Alma estava com os pais e os quatro irmãos num prédio no centro de Gaza. Era apenas a morada temporária mais recente: desde o início da ofensiva israelita lançada em Outubro, tinham passado por outros dois locais em fuga aos ataques aéreos. Todos foram bombardeados. Agora, três meses depois da morte da família, a criança de 12 anos contou a sua história a uma repórter da BBC.

Eram seis da manhã quando Alma foi acordada por um ataque aéreo. Terá estado inconsciente durante três horas, mas quando a equipa de resgate palestiniana chegou ao local, foi sem ajuda que conseguiu emergir dos escombros de cimento. Foi então que viu o irmão. "Conseguia cheirar o sangue", mas, ainda assim, mantinha viva a "esperança de que algum deles estivesse vivo". O estado em que encontrou o bebé era "inimaginável", e, conta, assombra até hoje os seus pensamentos. O irmão tinha "a cabeça decepada" e, ao recordá-lo, vê-se no vídeo publicado pela BBC, Alma fica muda por instantes. "Desejo a morte depois de o ter visto assim", diz. "O que ele fez nesta guerra?”, questiona.

O pai Mohammed (35 anos), a mãe Naeema (38), os irmãos Ghanem (14) e Kinan (6), e a irmã Reehab (11) – foram dados como mortos, mas os seus cadáveres não puderam ser retirados dos escombros. "Os corpos da minha família estão a decompor-se sob os escombros. Anseio vê-los e dar-lhes um enterro digno", conta.

Agora, Alma vive com o tio, Sami, e os primos numa tenda em Rafah, no Sul da Faixa de Gaza. Explica que já não chora a toda a hora porque sabe que "os pais estão felizes no céu". “Tive sonhos que queria realizar [queria ser médica], mas agora já não os tenho. Sinto uma dor no coração e isso ficará comigo para o resto da minha vida, porque eles eram a minha família, os meus pais, a minha irmã e os meus irmãos. E todos eles desapareceram, numa noite".

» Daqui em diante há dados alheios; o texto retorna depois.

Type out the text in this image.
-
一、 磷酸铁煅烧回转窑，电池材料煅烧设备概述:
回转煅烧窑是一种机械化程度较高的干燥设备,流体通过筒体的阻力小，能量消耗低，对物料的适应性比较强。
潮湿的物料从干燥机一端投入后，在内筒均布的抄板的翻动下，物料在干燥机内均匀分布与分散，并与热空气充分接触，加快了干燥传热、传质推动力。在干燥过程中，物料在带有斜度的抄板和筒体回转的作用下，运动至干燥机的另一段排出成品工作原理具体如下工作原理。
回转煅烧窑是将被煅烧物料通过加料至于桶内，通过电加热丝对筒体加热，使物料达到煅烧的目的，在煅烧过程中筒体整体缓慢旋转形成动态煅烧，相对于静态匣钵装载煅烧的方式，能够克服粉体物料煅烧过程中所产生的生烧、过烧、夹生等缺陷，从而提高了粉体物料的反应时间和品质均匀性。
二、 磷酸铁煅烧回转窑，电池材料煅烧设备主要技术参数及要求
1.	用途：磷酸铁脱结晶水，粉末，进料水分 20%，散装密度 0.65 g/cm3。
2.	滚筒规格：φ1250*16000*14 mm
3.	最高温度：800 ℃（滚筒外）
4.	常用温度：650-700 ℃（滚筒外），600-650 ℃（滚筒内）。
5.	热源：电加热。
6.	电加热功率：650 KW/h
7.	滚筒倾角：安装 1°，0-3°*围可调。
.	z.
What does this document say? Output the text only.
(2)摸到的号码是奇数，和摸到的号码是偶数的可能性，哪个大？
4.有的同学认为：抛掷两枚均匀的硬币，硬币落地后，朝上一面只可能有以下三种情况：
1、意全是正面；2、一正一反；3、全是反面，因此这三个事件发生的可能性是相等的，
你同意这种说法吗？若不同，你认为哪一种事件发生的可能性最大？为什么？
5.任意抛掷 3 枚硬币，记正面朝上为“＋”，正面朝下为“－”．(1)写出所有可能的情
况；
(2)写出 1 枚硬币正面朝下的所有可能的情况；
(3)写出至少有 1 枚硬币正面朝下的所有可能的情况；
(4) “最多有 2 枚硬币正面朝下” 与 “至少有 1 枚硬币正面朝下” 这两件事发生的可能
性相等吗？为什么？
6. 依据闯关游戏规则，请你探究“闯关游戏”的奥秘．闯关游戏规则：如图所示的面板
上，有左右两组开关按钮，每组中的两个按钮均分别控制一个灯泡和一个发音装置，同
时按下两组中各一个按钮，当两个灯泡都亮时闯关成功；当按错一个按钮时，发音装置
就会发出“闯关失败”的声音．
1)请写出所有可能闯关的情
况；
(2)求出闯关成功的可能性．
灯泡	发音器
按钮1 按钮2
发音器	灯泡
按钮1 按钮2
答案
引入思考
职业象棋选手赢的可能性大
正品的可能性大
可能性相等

Israel não confirmou à BBC ter atingido o prédio de Alma, mas a família culpa o Estado hebraico. Alma sonha em sair um dia de Gaza e visitar a avó, que vive no estrangeiro: “Quero ir até ela, abraçá-la e sentir-me segura”.

De acordo com a Organização das Nações Unidas, os ataques israelitas já vitimizaram 13 mil crianças, e uma em cada três com menos de dois anos anos no Norte da Faixa de Gaza está gravemente subnutrida. Pelo menos 31.988 palestinianos foram mortos desde o início desta nova fase do conflito no Médio Oriente, a 7 de Outubro de 2023, quando o Hamas atacou Israel, desencadeando uma brutal ofensiva retaliatória. Gaza tornou-se um pesadelo, com a morte a pairar sobre as cabeças de mais de um milhão de habitantes.